Evolution de l'esclavagisme. Une nouvelle phylogénie des Formica avec une étude des F. sanguinea esclavagistes.
Les auteurs ont étudié 4 sous-genres de Formica paléarctiques (Formica str. s., Coptoformica, Raptiformica and Serviformica) avec 945 gènes pour 16 espèces et 3 types d'analyses phylogénétiques. Ils confirment que la vie libre est ancestrale comme le pensait Darwin (1959) et que la fondation avec du parasitisme temporaire chez les Formica str. s. et les Coptoformica serait apparue une seule fois comme une étape intermédiaire entre la fondation indépendante et l'esclavagisme des Raptiformica (Romiguier et al 2018).

De Rienzi a longuement décrit dans son livre de science-fiction "Les Formiciens" (1932) les fourmis roussâtres ("faiseurs d'esclaves" - des esclavagistes avec les mandibules acérées, pdf) qui les font travailler leurs esclaves pour élever leur couvain et effectuer toutes les tâches de la colonie.

Les esclavagistes selon Fred et Jami (C'est pas sorcier - Les fourmis)

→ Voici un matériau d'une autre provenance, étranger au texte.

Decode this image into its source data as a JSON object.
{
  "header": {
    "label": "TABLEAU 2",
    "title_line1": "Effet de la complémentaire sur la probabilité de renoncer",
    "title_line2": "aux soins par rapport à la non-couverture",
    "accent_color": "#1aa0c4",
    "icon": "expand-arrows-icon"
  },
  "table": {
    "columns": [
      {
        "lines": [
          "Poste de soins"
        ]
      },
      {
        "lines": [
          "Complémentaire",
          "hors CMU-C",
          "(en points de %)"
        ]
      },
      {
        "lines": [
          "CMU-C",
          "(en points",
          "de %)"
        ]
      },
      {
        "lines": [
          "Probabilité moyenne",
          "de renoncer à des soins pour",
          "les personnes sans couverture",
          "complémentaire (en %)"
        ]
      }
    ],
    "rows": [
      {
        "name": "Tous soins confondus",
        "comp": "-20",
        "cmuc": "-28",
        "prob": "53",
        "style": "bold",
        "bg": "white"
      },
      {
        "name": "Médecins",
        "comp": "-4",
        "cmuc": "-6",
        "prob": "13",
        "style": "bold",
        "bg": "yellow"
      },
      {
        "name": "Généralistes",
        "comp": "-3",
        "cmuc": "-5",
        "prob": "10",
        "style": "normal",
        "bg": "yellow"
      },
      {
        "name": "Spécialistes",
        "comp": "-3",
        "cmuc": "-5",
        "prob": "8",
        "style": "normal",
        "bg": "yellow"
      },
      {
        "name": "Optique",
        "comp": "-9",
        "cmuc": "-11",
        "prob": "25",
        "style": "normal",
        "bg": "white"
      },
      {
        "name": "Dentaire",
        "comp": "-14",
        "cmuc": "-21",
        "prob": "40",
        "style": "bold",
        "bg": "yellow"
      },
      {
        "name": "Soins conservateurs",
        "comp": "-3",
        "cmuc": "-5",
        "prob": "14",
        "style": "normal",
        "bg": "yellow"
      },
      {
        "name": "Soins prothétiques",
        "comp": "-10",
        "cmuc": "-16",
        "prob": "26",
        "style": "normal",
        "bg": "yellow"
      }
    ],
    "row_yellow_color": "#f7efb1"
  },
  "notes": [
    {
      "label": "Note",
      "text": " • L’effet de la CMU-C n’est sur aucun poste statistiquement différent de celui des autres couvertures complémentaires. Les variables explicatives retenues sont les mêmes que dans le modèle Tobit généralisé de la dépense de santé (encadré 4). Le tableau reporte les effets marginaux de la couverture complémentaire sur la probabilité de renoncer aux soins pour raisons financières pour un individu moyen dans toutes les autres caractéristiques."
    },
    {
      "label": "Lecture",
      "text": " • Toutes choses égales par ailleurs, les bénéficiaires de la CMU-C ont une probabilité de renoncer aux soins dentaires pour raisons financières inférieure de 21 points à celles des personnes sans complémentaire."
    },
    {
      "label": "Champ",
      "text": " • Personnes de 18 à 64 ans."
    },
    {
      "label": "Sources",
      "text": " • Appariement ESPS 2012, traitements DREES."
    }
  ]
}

Esclavagisme chez le rat-taupe nu
" Les rats-taupes nus (Heterocephalus glaber) évoluent en colonies souterraines composées parfois de centaines d’ouvriers. Ce sont les plus grandes colonies connues de mammifères. Quasiment aveugles, la plupart des spécimens sont également stériles, tout comme dans les colonies de fourmis ou d’abeilles. Seule une “reine”, parvenue à assoir sa domination, parvient ainsi à se reproduire, capable de donner naissance à une trentaine de petits par portée. une équipe de biologistes évolutionnistes dirigée par Stan Braude, de l’Université de Washington, a suivi il y a quelques années plusieurs spécimens au Kenya dans le but d’étudier leurs comportements souterrains. Ils ont alors découvert que plus d’une vingtaine de colonies avaient élargi leurs terriers aux colonies voisines. Et, surprise, ils ont également remarqué que treize individus de ces colonies envahies avaient disparu. Quelques mois plus tard, les chercheurs ont finalement retrouvé deux de ces spécimens dans l’une des colonies envahissantes (une observation confirmée par analyse des tissus). Ces deux sujets, très jeunes, avaient été recrutés comme “travailleurs non reproducteurs”, d’après l’équipe dans son article. Un tel comportement d’enlèvement avait déjà été observé chez ces animaux en laboratoire, mais jamais dans la nature." (Louvet 2020).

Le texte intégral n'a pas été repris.